Drop-in replacement for golang http.FileServer which supports gzipped static content.

This allows major bandwidth savings for CSS, JavaScript libraries, fonts, and other static compressible web content. It also means you can compress the content with zopfli without significant runtime penalty.

Example

Suppose /var/www/assets/css contains your style sheets, and you want to make them available as /css/*.css:

package main

import (
	"log"
	"net/http"

	"github.com/lpar/gzipped"
)

func main() {
	log.Fatal(http.ListenAndServe(":8080", http.StripPrefix("/css",
    gzipped.FileServer(http.Dir("/var/www/assets/css")))))
}
// curl localhost:8080/css/styles.css

Using httprouter?

router := httprouter.New()
router.Handler("GET", "/css/*filepath", 
  gzipped.FileServer(http.Dir("/var/www/assets/css"))))
log.Fatal(http.ListenAndServe(":8080", router)

Detail

For any given request at /path/filename.ext, if:

  1. the client will accept gzipped content, and
  2. there exists a file named /path/filename.ext.gz (starting from the appropriate base directory), and
  3. the file can be opened,

then the compressed file will be served as /path/filename.ext, with a Content-Encoding header set so that the client transparently decompresses it. Otherwise, the request is passed through and handled unchanged.

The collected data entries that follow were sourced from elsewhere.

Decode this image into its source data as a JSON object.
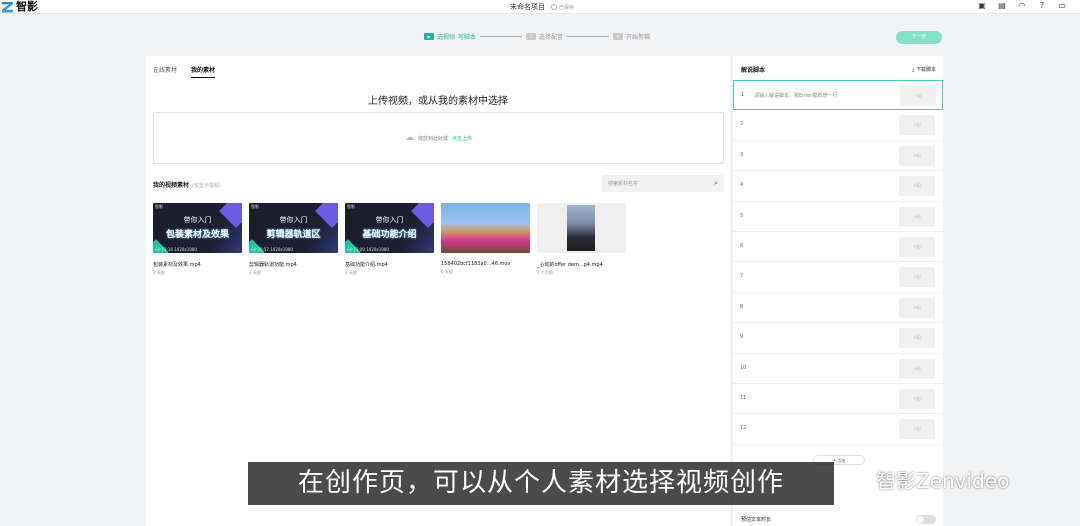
{
  "app": {
    "name": "智影",
    "project_title": "未命名项目",
    "saved_label": "已保存"
  },
  "steps": [
    {
      "label": "选视频",
      "sub": "写脚本",
      "active": true
    },
    {
      "label": "选择配音",
      "active": false
    },
    {
      "label": "开始剪辑",
      "active": false
    }
  ],
  "next_label": "下一步",
  "tabs": [
    "在线素材",
    "我的素材"
  ],
  "upload": {
    "title": "上传视频，或从我的素材中选择",
    "drop_text": "拖放到此处或",
    "drop_link": "点击上传"
  },
  "my_materials": {
    "title": "我的视频素材",
    "note": "(仅显示视频)",
    "search_placeholder": "搜索素材名字"
  },
  "videos": [
    {
      "name": "包装素材及效果.mp4",
      "time": "3 天前",
      "line1": "带你入门",
      "line2": "包装素材及效果",
      "meta": "00:01:16 1920x1080",
      "corner": "智影"
    },
    {
      "name": "剪辑器轨道功能.mp4",
      "time": "3 天前",
      "line1": "带你入门",
      "line2": "剪辑器轨道区",
      "meta": "00:00:57 1920x1080",
      "corner": "智影"
    },
    {
      "name": "基础功能介绍.mp4",
      "time": "3 天前",
      "line1": "带你入门",
      "line2": "基础功能介绍",
      "meta": "00:01:09 1920x1080",
      "corner": "智影"
    },
    {
      "name": "158402bcf1183a0...46.mov",
      "time": "6 天前"
    },
    {
      "name": "_心动的offer dem...p4.mp4",
      "time": "1 个月前"
    }
  ],
  "script_panel": {
    "title": "解说脚本",
    "download_label": "下载脚本",
    "placeholder": "请输入解说脚本，按Enter键新增一行",
    "rows": [
      "1",
      "2",
      "3",
      "4",
      "5",
      "6",
      "7",
      "8",
      "9",
      "10",
      "11",
      "12"
    ],
    "row_button": "+配",
    "add_label": "+ 添加",
    "estimate_label": "预估文本时长"
  },
  "overlay": {
    "subtitle": "在创作页，可以从个人素材选择视频创作",
    "watermark": "智影Zenvideo"
  },
  "colors": {
    "accent": "#1cb5a5",
    "next_button": "#85dfc9"
  }
}
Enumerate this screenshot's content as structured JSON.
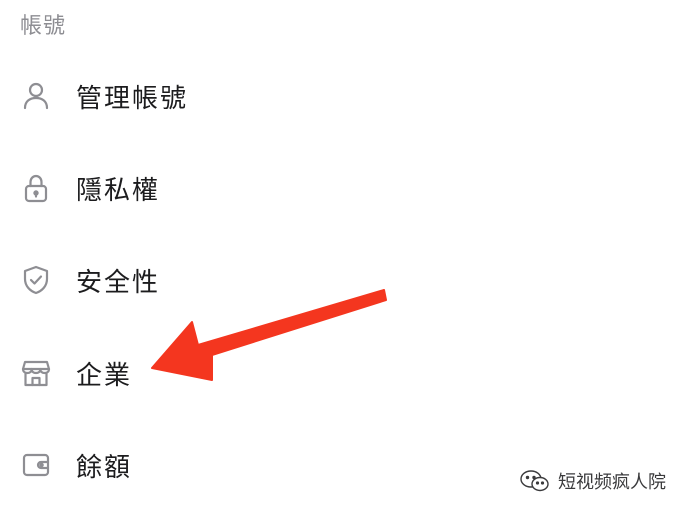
{
  "section": {
    "title": "帳號"
  },
  "menu": {
    "items": [
      {
        "label": "管理帳號",
        "icon": "person-icon"
      },
      {
        "label": "隱私權",
        "icon": "lock-icon"
      },
      {
        "label": "安全性",
        "icon": "shield-check-icon"
      },
      {
        "label": "企業",
        "icon": "storefront-icon"
      },
      {
        "label": "餘額",
        "icon": "wallet-icon"
      }
    ]
  },
  "annotation": {
    "arrow_color": "#f4361f"
  },
  "watermark": {
    "text": "短视频疯人院",
    "icon": "wechat-logo-icon"
  },
  "colors": {
    "icon": "#8e8e93",
    "label": "#1c1c1e",
    "section_title": "#8e8e93"
  }
}
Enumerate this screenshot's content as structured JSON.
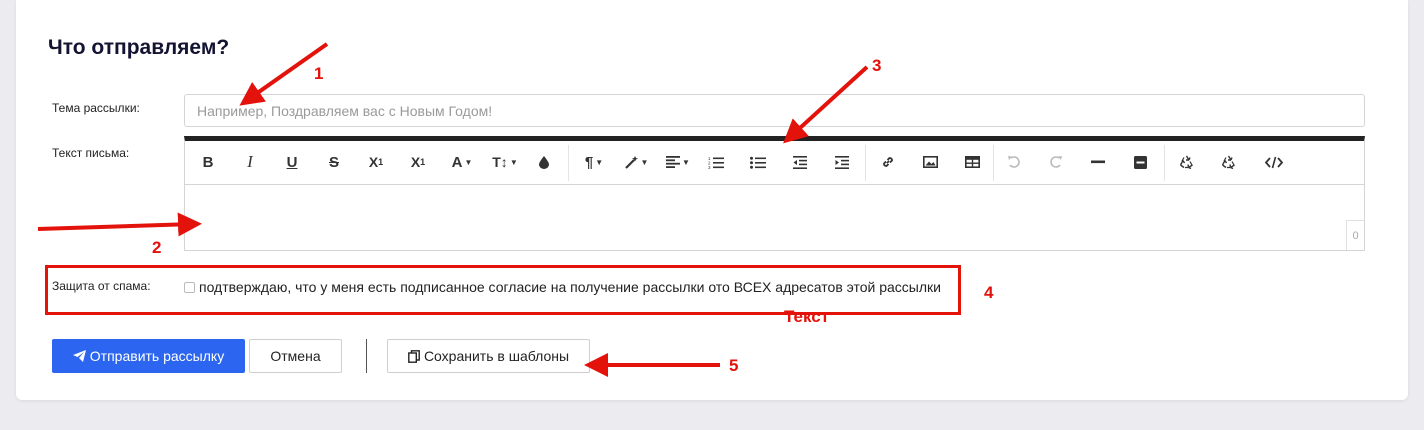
{
  "form": {
    "title": "Что отправляем?",
    "subject_label": "Тема рассылки:",
    "subject_placeholder": "Например, Поздравляем вас с Новым Годом!",
    "subject_value": "",
    "body_label": "Текст письма:",
    "char_counter": "0",
    "spam_label": "Защита от спама:",
    "consent_text": "подтверждаю, что у меня есть подписанное согласие на получение рассылки ото ВСЕХ адресатов этой рассылки",
    "consent_checked": false
  },
  "toolbar": {
    "buttons": [
      {
        "name": "bold-icon",
        "glyph": "B"
      },
      {
        "name": "italic-icon",
        "glyph": "I"
      },
      {
        "name": "underline-icon",
        "glyph": "U"
      },
      {
        "name": "strikethrough-icon",
        "glyph": "S"
      },
      {
        "name": "subscript-icon",
        "glyph": "X₁"
      },
      {
        "name": "superscript-icon",
        "glyph": "X¹"
      },
      {
        "name": "font-color-icon",
        "glyph": "A"
      },
      {
        "name": "font-size-icon",
        "glyph": "T↕"
      },
      {
        "name": "ink-drop-icon",
        "glyph": "drop"
      },
      {
        "name": "paragraph-icon",
        "glyph": "¶"
      },
      {
        "name": "magic-wand-icon",
        "glyph": "wand"
      },
      {
        "name": "align-icon",
        "glyph": "align"
      },
      {
        "name": "ordered-list-icon",
        "glyph": "ol"
      },
      {
        "name": "unordered-list-icon",
        "glyph": "ul"
      },
      {
        "name": "outdent-icon",
        "glyph": "outdent"
      },
      {
        "name": "indent-icon",
        "glyph": "indent"
      },
      {
        "name": "link-icon",
        "glyph": "link"
      },
      {
        "name": "image-icon",
        "glyph": "image"
      },
      {
        "name": "table-icon",
        "glyph": "table"
      },
      {
        "name": "undo-icon",
        "glyph": "undo"
      },
      {
        "name": "redo-icon",
        "glyph": "redo"
      },
      {
        "name": "horizontal-rule-icon",
        "glyph": "hr"
      },
      {
        "name": "block-icon",
        "glyph": "block"
      },
      {
        "name": "recycle-icon",
        "glyph": "recycle"
      },
      {
        "name": "recycle-icon-2",
        "glyph": "recycle"
      },
      {
        "name": "code-icon",
        "glyph": "code"
      }
    ]
  },
  "actions": {
    "send_label": "Отправить рассылку",
    "cancel_label": "Отмена",
    "save_template_label": "Сохранить в шаблоны"
  },
  "annotations": {
    "n1": "1",
    "n2": "2",
    "n3": "3",
    "n4": "4",
    "n5": "5",
    "overlap_text": "Текст"
  },
  "colors": {
    "primary": "#2c66f0",
    "annotation_red": "#e3120b",
    "title_color": "#131332"
  }
}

Unlike other similar code I found, this package has a license, parses Accept-Encoding headers properly, and has unit tests.

Caveats

All requests are passed to Go's standard http.ServeContent method for fulfilment. MIME type sniffing, accept ranges, content negotiation and other tricky details are handled by that method.

It is up to you to ensure that your compressed and uncompressed resources are kept in sync.

Directory browsing isn't supported. (You probably don't want it on your application anyway, and if you do then you probably don't want Go's default implementation.)

  • You might consider precompressing your CSS with minify.

  • If you want to get the best possible compression, use zopfli.

  • To compress your dynamically-generated HTML pages on the fly, I suggest gziphandler.